Free State is the only province that has not obtained a single clean audit in the 2018/2019 financial year.
This is according to Auditor-General Kimi Makwetu, who released national and provincial governments’ latest audit results on Wednesday in Pretoria.
Makwetu said Free State’s financial health is in “a very bad state, with 69% of the auditees requiring urgent intervention.” It also had the highest unauthorised, fruitless and wasteful expenditure of all the provinces.
‘Culture of no consequence’
“A culture of no consequence prevails, and the political leadership is involved in the decision-making at some auditees,” Makwetu added.
In contrast, Western Cape was the best performing province, with 79% of its departments and public entities receiving clean audits.
Gauteng followed with 30%, while Eastern Cape had 25%, KwaZulu-Natal 24%, and Mpumalanga 18%.
18% of Northern Cape’s departments and entities obtained clean audits.
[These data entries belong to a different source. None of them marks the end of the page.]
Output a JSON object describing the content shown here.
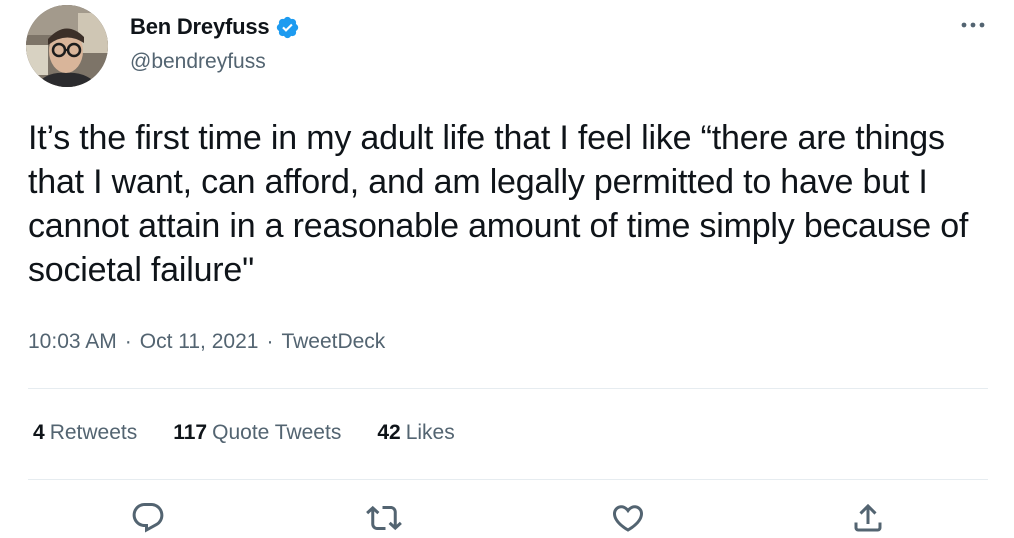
{
  "author": {
    "name": "Ben Dreyfuss",
    "handle": "@bendreyfuss",
    "verified": true,
    "verified_color": "#1d9bf0"
  },
  "tweet": {
    "text": "It’s the first time in my adult life that I feel like “there are things that I want, can afford, and am legally permitted to have but I cannot attain in a reasonable amount of time simply because of societal failure\"",
    "time": "10:03 AM",
    "date": "Oct 11, 2021",
    "source": "TweetDeck",
    "separator": "·"
  },
  "stats": {
    "retweets_count": "4",
    "retweets_label": "Retweets",
    "quote_tweets_count": "117",
    "quote_tweets_label": "Quote Tweets",
    "likes_count": "42",
    "likes_label": "Likes"
  },
  "actions": {
    "reply_icon": "reply-icon",
    "retweet_icon": "retweet-icon",
    "like_icon": "heart-icon",
    "share_icon": "share-icon"
  },
  "colors": {
    "text_primary": "#0f1419",
    "text_secondary": "#536471",
    "divider": "#e6ecf0"
  }
}
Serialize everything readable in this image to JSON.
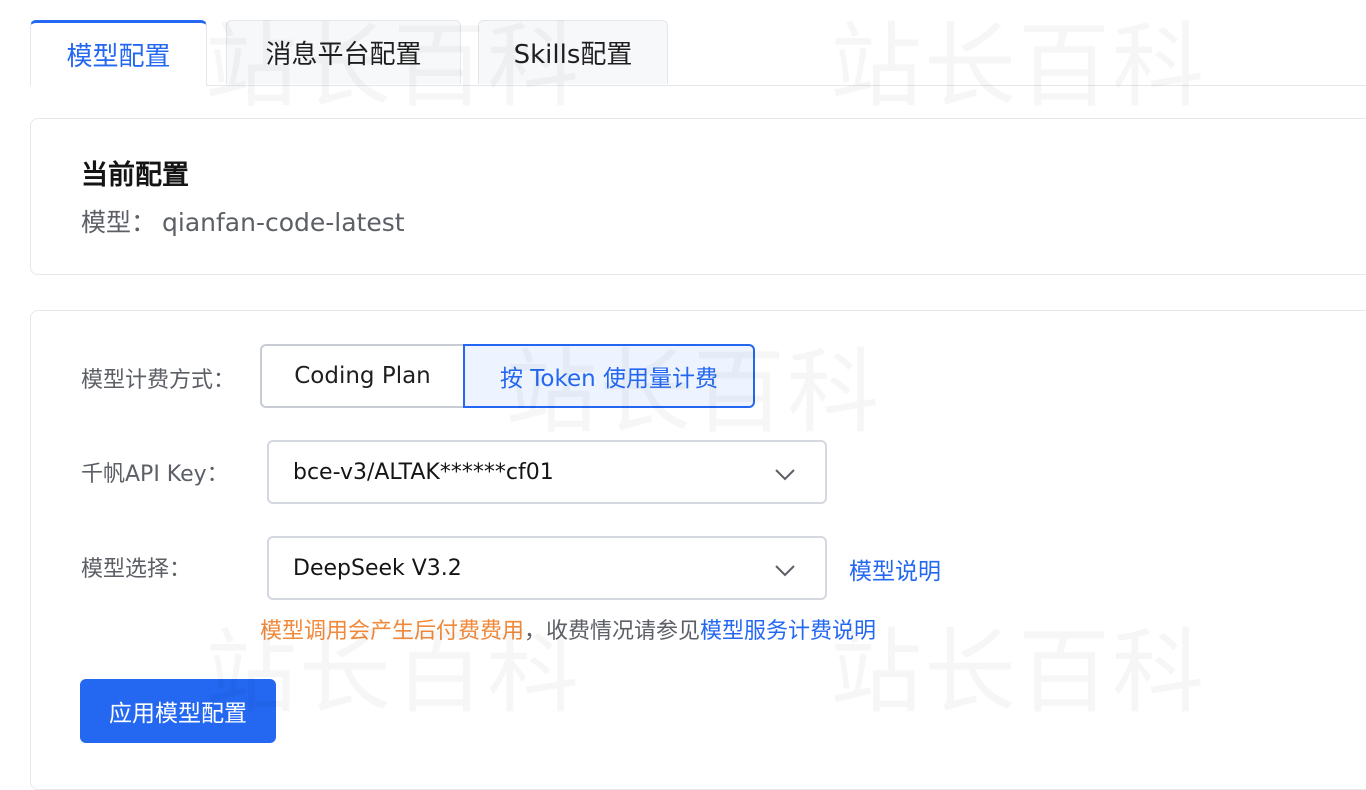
{
  "tabs": [
    {
      "label": "模型配置",
      "active": true
    },
    {
      "label": "消息平台配置",
      "active": false
    },
    {
      "label": "Skills配置",
      "active": false
    }
  ],
  "current_config": {
    "title": "当前配置",
    "model_label": "模型：",
    "model_value": "qianfan-code-latest"
  },
  "form": {
    "billing_label": "模型计费方式：",
    "billing_options": [
      "Coding Plan",
      "按 Token 使用量计费"
    ],
    "billing_selected": "按 Token 使用量计费",
    "api_key_label": "千帆API Key：",
    "api_key_value": "bce-v3/ALTAK******cf01",
    "model_select_label": "模型选择：",
    "model_select_value": "DeepSeek V3.2",
    "model_doc_link": "模型说明",
    "notice_warn": "模型调用会产生后付费费用",
    "notice_mid": "，收费情况请参见",
    "notice_link": "模型服务计费说明",
    "apply_button": "应用模型配置"
  },
  "watermark_text": "站长百科",
  "colors": {
    "primary": "#2468f2",
    "warning": "#f2883a",
    "border": "#e3e6eb",
    "muted_text": "#5c5f66"
  }
}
Limpopo (11%) and North West (6%), which was put under administration last year, were among the worst performers.
R62.6 billion in irregular expenditure
In overall terms, national and provincial governments and their entities incurred R62.6 billion in irregular expenditure. This rose from R51 billion in the 2017/2018 financial year.
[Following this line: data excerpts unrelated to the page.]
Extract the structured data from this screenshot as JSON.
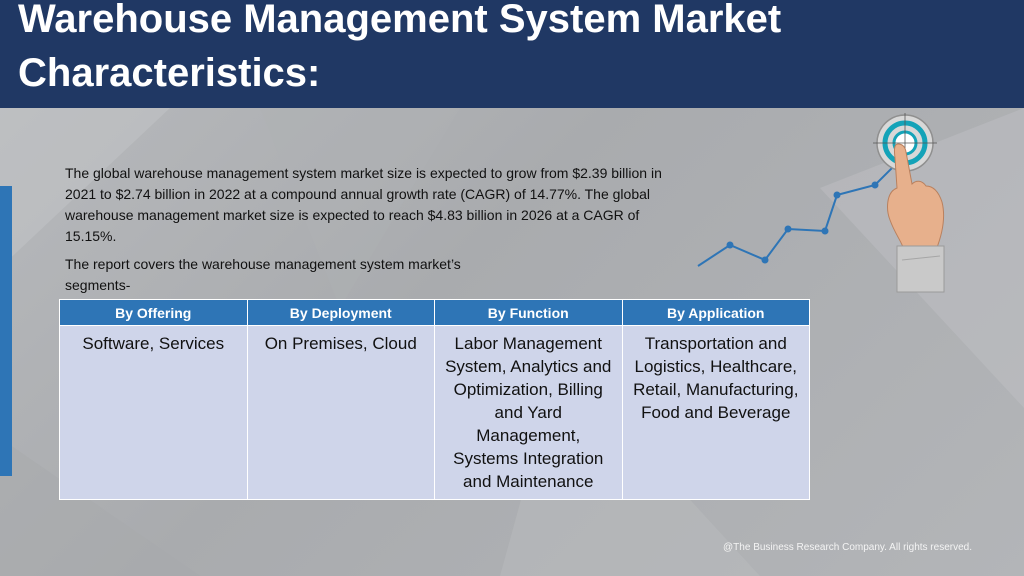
{
  "header": {
    "title": "Warehouse Management System Market Characteristics:"
  },
  "intro": {
    "paragraph": "The global warehouse management system market size is expected to grow from $2.39 billion in 2021 to $2.74 billion in 2022 at a compound annual growth rate (CAGR) of 14.77%. The global warehouse management market size is expected to reach $4.83 billion in 2026 at a CAGR of 15.15%.",
    "segments_note": "The report covers the warehouse management system market’s segments-"
  },
  "table": {
    "headers": [
      "By Offering",
      "By Deployment",
      "By Function",
      "By Application"
    ],
    "cells": [
      "Software, Services",
      "On Premises, Cloud",
      "Labor Management System, Analytics and Optimization, Billing and Yard Management, Systems Integration and Maintenance",
      "Transportation and Logistics, Healthcare, Retail, Manufacturing, Food and Beverage"
    ]
  },
  "footer": {
    "copyright": "@The Business Research Company. All rights reserved."
  },
  "colors": {
    "title_bar": "#203864",
    "header_cell": "#2e75b6",
    "body_cell": "#cfd5ea",
    "accent": "#2e75b6"
  },
  "icons": {
    "graphic": "target-growth-hand-icon"
  }
}
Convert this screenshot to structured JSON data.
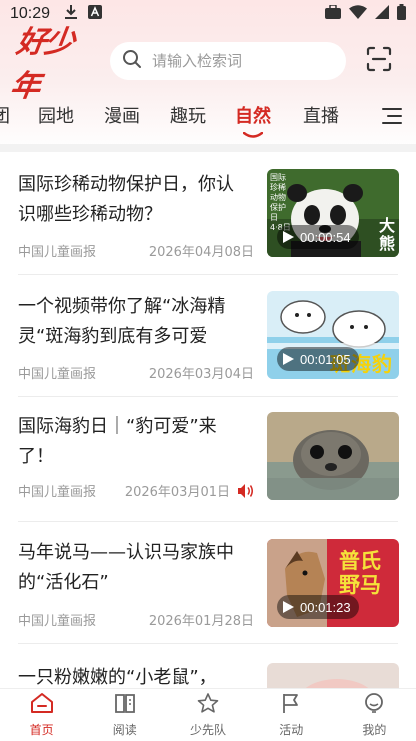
{
  "status_bar": {
    "time": "10:29",
    "icons": [
      "download-icon",
      "font-a-icon",
      "briefcase-icon",
      "wifi-icon",
      "signal-icon",
      "battery-icon"
    ]
  },
  "header": {
    "logo_text": "好少年",
    "search_placeholder": "请输入检索词",
    "icons": [
      "search-icon",
      "scan-icon"
    ],
    "brand_color": "#d42a23"
  },
  "tabs": {
    "items": [
      "园地",
      "漫画",
      "趣玩",
      "自然",
      "直播"
    ],
    "partial_left": "团",
    "active_index": 3,
    "menu_icon": "menu-icon"
  },
  "feed": {
    "items": [
      {
        "title": "国际珍稀动物保护日，你认识哪些珍稀动物？",
        "source": "中国儿童画报",
        "date": "2026年04月08日",
        "duration": "00:00:54",
        "thumb_caption": "大熊",
        "thumb_label_small": "国际珍稀动物保护日 4·8日"
      },
      {
        "title": "一个视频带你了解“冰海精灵“斑海豹到底有多可爱",
        "source": "中国儿童画报",
        "date": "2026年03月04日",
        "duration": "00:01:05",
        "thumb_caption": "斑海豹"
      },
      {
        "title": "国际海豹日｜“豹可爱”来了！",
        "source": "中国儿童画报",
        "date": "2026年03月01日",
        "audio_icon": "speaker-icon"
      },
      {
        "title": "马年说马——认识马家族中的“活化石”",
        "source": "中国儿童画报",
        "date": "2026年01月28日",
        "duration": "00:01:23",
        "thumb_caption": "普氏野马"
      },
      {
        "title": "一只粉嫩嫩的“小老鼠”，"
      }
    ]
  },
  "tabbar": {
    "items": [
      {
        "label": "首页",
        "icon": "home-icon"
      },
      {
        "label": "阅读",
        "icon": "book-icon"
      },
      {
        "label": "少先队",
        "icon": "star-badge-icon"
      },
      {
        "label": "活动",
        "icon": "flag-icon"
      },
      {
        "label": "我的",
        "icon": "profile-icon"
      }
    ],
    "active_index": 0
  }
}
While this does not necessarily mean the entire amount was lost to corruption, it points to “serious weaknesses in financial management,” Makwetu said.
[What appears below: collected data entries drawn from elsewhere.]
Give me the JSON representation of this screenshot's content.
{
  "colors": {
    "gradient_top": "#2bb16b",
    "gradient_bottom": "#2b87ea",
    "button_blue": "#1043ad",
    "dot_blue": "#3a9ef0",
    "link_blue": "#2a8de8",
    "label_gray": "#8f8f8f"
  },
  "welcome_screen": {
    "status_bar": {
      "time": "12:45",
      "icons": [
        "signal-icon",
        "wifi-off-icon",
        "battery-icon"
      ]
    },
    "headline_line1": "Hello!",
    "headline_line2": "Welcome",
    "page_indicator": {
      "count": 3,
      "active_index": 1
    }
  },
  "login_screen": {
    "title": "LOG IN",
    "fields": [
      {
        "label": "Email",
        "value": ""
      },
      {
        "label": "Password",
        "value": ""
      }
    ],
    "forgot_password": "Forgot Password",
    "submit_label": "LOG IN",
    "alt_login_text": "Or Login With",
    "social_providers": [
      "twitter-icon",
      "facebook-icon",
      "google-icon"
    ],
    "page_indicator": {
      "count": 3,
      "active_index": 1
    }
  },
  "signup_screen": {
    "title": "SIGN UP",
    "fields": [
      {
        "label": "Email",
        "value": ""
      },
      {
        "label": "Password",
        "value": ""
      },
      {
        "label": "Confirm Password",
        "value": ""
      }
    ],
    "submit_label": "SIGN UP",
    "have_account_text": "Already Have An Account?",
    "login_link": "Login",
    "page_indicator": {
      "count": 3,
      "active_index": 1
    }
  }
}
The Auditor-General added, “Fruitless and wasteful expenditure continued to rise, with 223 auditees losing R849 million in the current year. Over the five-year period, R4.16 billion of government expenditure was fruitless and wasteful.”
He said state-owned enterprises (SOEs) require urgent attention because they continued to regress from the previous financial year and none of them obtained a clean audit this year.
“Government cannot afford to lose money because of poor decision-making, neglect or inefficiencies,” Makwetu added.
Fruitless and wasteful expenditure, “which is effectively money lost,” increased by 7% from the previous financial year, he explained.
This increase was mainly caused by the national Department of Energy’s loss of R110 million and Free State Department of Health’s loss of R101 million.